We recommend you exfoliate first (using a glycolic acid product) and then apply the following products, so they can penetrate deeply into your skin and do their thing.

Is it OK to use glycolic acid every day?

It depends on what your skin can tolerate, as some products have a higher concentration of glycolic acid, meaning they're more aggressive on the skin.

Typically, products with a lower percentage of glycolic acid are OK for everyday use, whereas medical-grade treatments should be used around once a month.

If you're ever unsure whether your skin can handle a certain skincare ingredient, or how often you should use it for the best results, be sure to chat with your doctor or dermatologist.

How to add glycolic acid to your skincare routine

From glycolic acid cleansers to moisturisers and toners, there are countless ways for you to incorporate this super ingredient into your daily routine.

As mentioned throughout this article, when choosing the right product for you, you want to consider its concentration of glycolic acid and your skin's sensitivity, to get the best results while reducing the risk of skin irritation.

Of course, you also want to consider the skincare concern you're hoping to treat.

If you have acne-prone skin and want to eliminate breakouts at the source, our AHA/BHA Pimple Patches use microdart technology to deliver targeted ingredients into the heart of even the deepest pimples — and not just surface-level zits.

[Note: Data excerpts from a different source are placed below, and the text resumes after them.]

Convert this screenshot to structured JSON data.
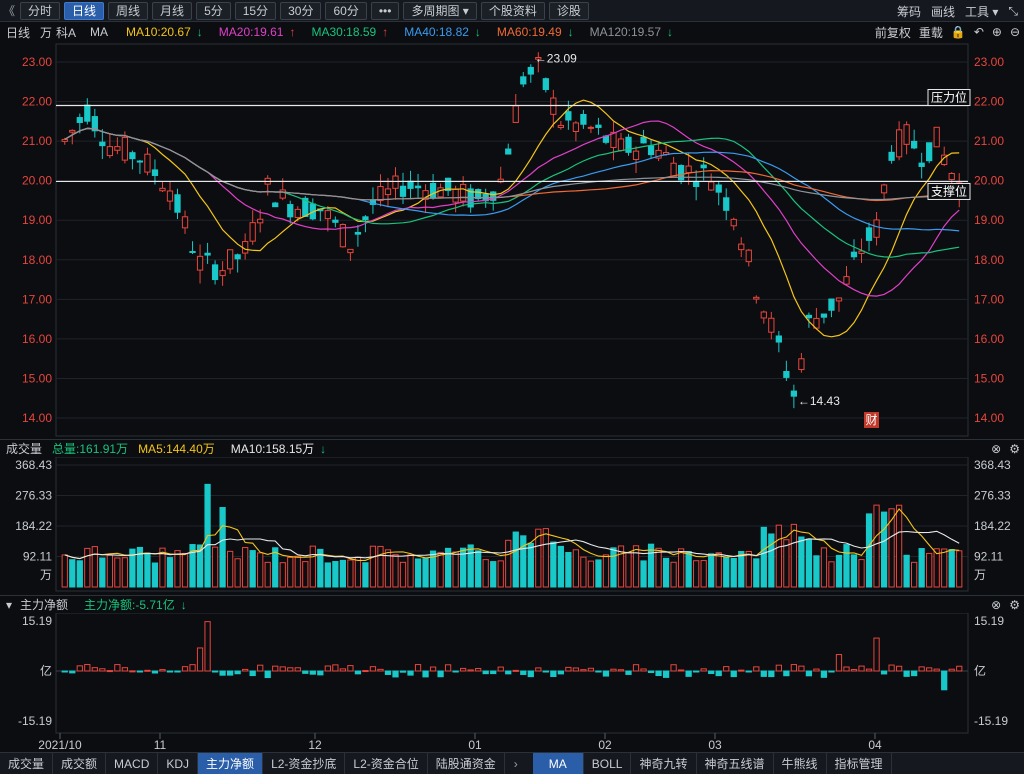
{
  "toolbar": {
    "back_icon": "chevron-left-icon",
    "periods": [
      "分时",
      "日线",
      "周线",
      "月线",
      "5分",
      "15分",
      "30分",
      "60分"
    ],
    "active_period": 1,
    "more_label": "•••",
    "multi_period_label": "多周期图",
    "stock_info_label": "个股资料",
    "diagnose_label": "诊股",
    "right": [
      "筹码",
      "画线",
      "工具 ▾",
      "⤡"
    ]
  },
  "legend": {
    "period": "日线",
    "adj1": "万",
    "name": "科A",
    "ma_label": "MA",
    "items": [
      {
        "text": "MA10:20.67",
        "arrow": "↓",
        "color": "#f5c518"
      },
      {
        "text": "MA20:19.61",
        "arrow": "↑",
        "color": "#e040c8"
      },
      {
        "text": "MA30:18.59",
        "arrow": "↑",
        "color": "#19c37d"
      },
      {
        "text": "MA40:18.82",
        "arrow": "↓",
        "color": "#3a9bf0"
      },
      {
        "text": "MA60:19.49",
        "arrow": "↓",
        "color": "#f06a35"
      },
      {
        "text": "MA120:19.57",
        "arrow": "↓",
        "color": "#8d939b"
      }
    ],
    "right": [
      "前复权",
      "重载",
      "🔒",
      "↶",
      "⊕",
      "⊖"
    ]
  },
  "price_axis": [
    "23.00",
    "22.00",
    "21.00",
    "20.00",
    "19.00",
    "18.00",
    "17.00",
    "16.00",
    "15.00",
    "14.00"
  ],
  "annotations": {
    "high_label": "23.09",
    "low_label": "14.43",
    "resistance_label": "压力位",
    "support_label": "支撑位",
    "cai_label": "财"
  },
  "volume": {
    "title": "成交量",
    "total": "总量:161.91万",
    "ma5": "MA5:144.40万",
    "ma10": "MA10:158.15万",
    "ma10_arrow": "↓",
    "axis": [
      "368.43",
      "276.33",
      "184.22",
      "92.11",
      "万"
    ]
  },
  "netflow": {
    "title": "主力净额",
    "value": "主力净额:-5.71亿",
    "value_arrow": "↓",
    "axis": [
      "15.19",
      "亿",
      "-15.19"
    ]
  },
  "date_axis": [
    "2021/10",
    "11",
    "12",
    "01",
    "02",
    "03",
    "04"
  ],
  "bottom_tabs": [
    "成交量",
    "成交额",
    "MACD",
    "KDJ",
    "主力净额",
    "L2-资金抄底",
    "L2-资金合位",
    "陆股通资金"
  ],
  "bottom_tabs_active": 4,
  "bottom_tabs_right": [
    "MA",
    "BOLL",
    "神奇九转",
    "神奇五线谱",
    "牛熊线",
    "指标管理"
  ],
  "bottom_tabs_right_active": 0,
  "colors": {
    "up": "#e8453c",
    "down": "#19c8c8",
    "resistance": "#e8e8e8",
    "grid": "#1f242b"
  }
}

Thanks to the glycolic acid (and salicylic acid), these pimple patches eliminate pore-clogging dead skin cells and bacteria while stimulating collagen production.

Plus, they help reduce acne scarring too!

Those who know their skin can tolerate this ingredient well can also try a glycolic acid peel, either at home or, for a stronger effect, at the dermatologist.

Glycolic acid peels can go anywhere from 30% to 70% strength (compared to OTCs, which usually stay within the 10% strength), so it's a good idea to speak to a professional and make sure you don't put your skin through more than it can handle.